When the Agarwals’ do it yourself investing met expert advice, their investments took a turn for the better
Taking premature retirement was a big decision for the couple. Rohit retired from the army some 6 years ago. The couple’s two children were in school then. “We were a little apprehensive. I was sure that I wanted to live in Delhi, but we didn’t have a house here. We could have stayed with my parents but we didn’t really want to do that,” said Rohit.
“Then, on retirement, there was a lump sum amount that had to be invested properly,” said Divya. They decided that they needed advice on how to invest “essentially, our life’s savings for the long term, and not make mistakes with it”.
Education: The couple’s biggest near-term goal is their children’s education. The son is now in fourth year of law school and the daughter is in the first year of design school. “We would like them to abroad for further education,” said Rohit.

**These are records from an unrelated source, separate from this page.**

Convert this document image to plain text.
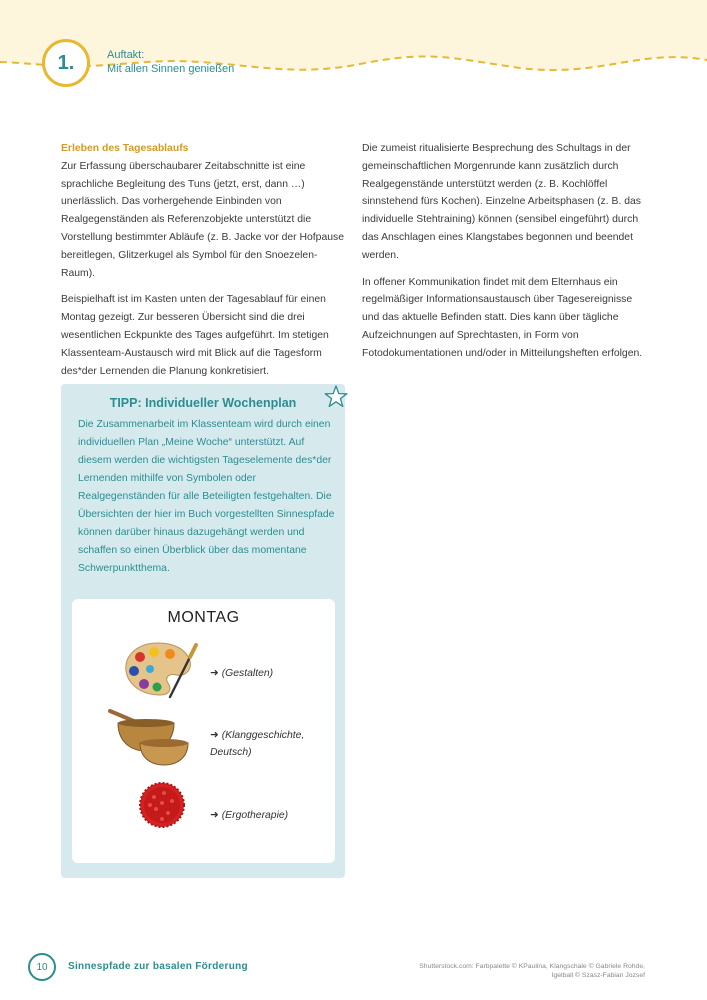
1.	Auftakt:
Mit allen Sinnen genießen
Erleben des Tagesablaufs

Zur Erfassung überschaubarer Zeitabschnitte ist eine sprachliche Begleitung des Tuns (jetzt, erst, dann …) unerlässlich. Das vorhergehende Einbinden von Realgegenständen als Referenzobjekte unterstützt die Vorstellung bestimmter Abläufe (z. B. Jacke vor der Hofpause bereitlegen, Glitzerkugel als Symbol für den Snoezelen-Raum).

Beispielhaft ist im Kasten unten der Tagesablauf für einen Montag gezeigt. Zur besseren Übersicht sind die drei wesentlichen Eckpunkte des Tages aufgeführt. Im stetigen Klassenteam-Austausch wird mit Blick auf die Tagesform des*der Lernenden die Planung konkretisiert.

Die zumeist ritualisierte Besprechung des Schultags in der gemeinschaftlichen Morgenrunde kann zusätzlich durch Realgegenstände unterstützt werden (z. B. Kochlöffel sinnstehend fürs Kochen). Einzelne Arbeitsphasen (z. B. das individuelle Stehtraining) können (sensibel eingeführt) durch das Anschlagen eines Klangstabes begonnen und beendet werden.

In offener Kommunikation findet mit dem Elternhaus ein regelmäßiger Informationsaustausch über Tagesereignisse und das aktuelle Befinden statt. Dies kann über tägliche Aufzeichnungen auf Sprechtasten, in Form von Fotodokumentationen und/oder in Mitteilungsheften erfolgen.

TIPP: Individueller Wochenplan
Die Zusammenarbeit im Klassenteam wird durch einen individuellen Plan „Meine Woche“ unterstützt. Auf diesem werden die wichtigsten Tageselemente des*der Lernenden mithilfe von Symbolen oder Realgegenständen für alle Beteiligten festgehalten. Die Übersichten der hier im Buch vorgestellten Sinnespfade können darüber hinaus dazugehängt werden und schaffen so einen Überblick über das momentane Schwerpunktthema.
MONTAG
➜ (Gestalten)
➜ (Klanggeschichte, Deutsch)
➜ (Ergotherapie)
10 Sinnespfade zur basalen Förderung	Shutterstock.com: Farbpalette © KPaulina, Klangschale © Gabriele Rohde,
Igelball © Szasz-Fabian Jozsef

For this, they will need about Rs 10 lakh per annum for the next 2 years, and then about Rs20 lakh per annum for 4-5 years.
Retirement: The couple’s other main goal is to secure recurring income for the retirement years.
Thanks to Rohit’s pension, and the medical coverage for defence personnel and their dependants, they are in a relatively comfortable position.
Taking the advice of a financial planner helped the couple manage their finances better. When Rohit was doing his own investing, he realised that to make the best use of the funds, he would have to either work to stay abreast with the market, or he could take professional advice.
“We would have had to spend a lot of time trying to figure things out,” Divya said. “When I was in the army, I did a lot of day trading. Surya (Bhatia) explained to me how this was a mistake in the long term,” said Rohit.
Growth: The couple has seen their investments grow.
“We have a few SIPs (systematic investment plans) now,” said Rohit. “Having a plan has helped us over the years,” said Divya.
Investments, savings and tax planning have been tailored around Divya’s regular income and Rohit’s erratic cash flow from freelance consulting jobs.
Correct directions: Over the years, they have also been saved from making mistakes. “Whenever we had some harebrained idea, we were thankfully able to get advice against it,” said Divya. A couple of years ago, Rohit and Divya felt they should invest in a property in Delhi. “We even went to see some places and they looked attractive,” said Divya. But the couple were advised by their planner that they could get similar returns from investing in mutual funds, with lower risk and effort.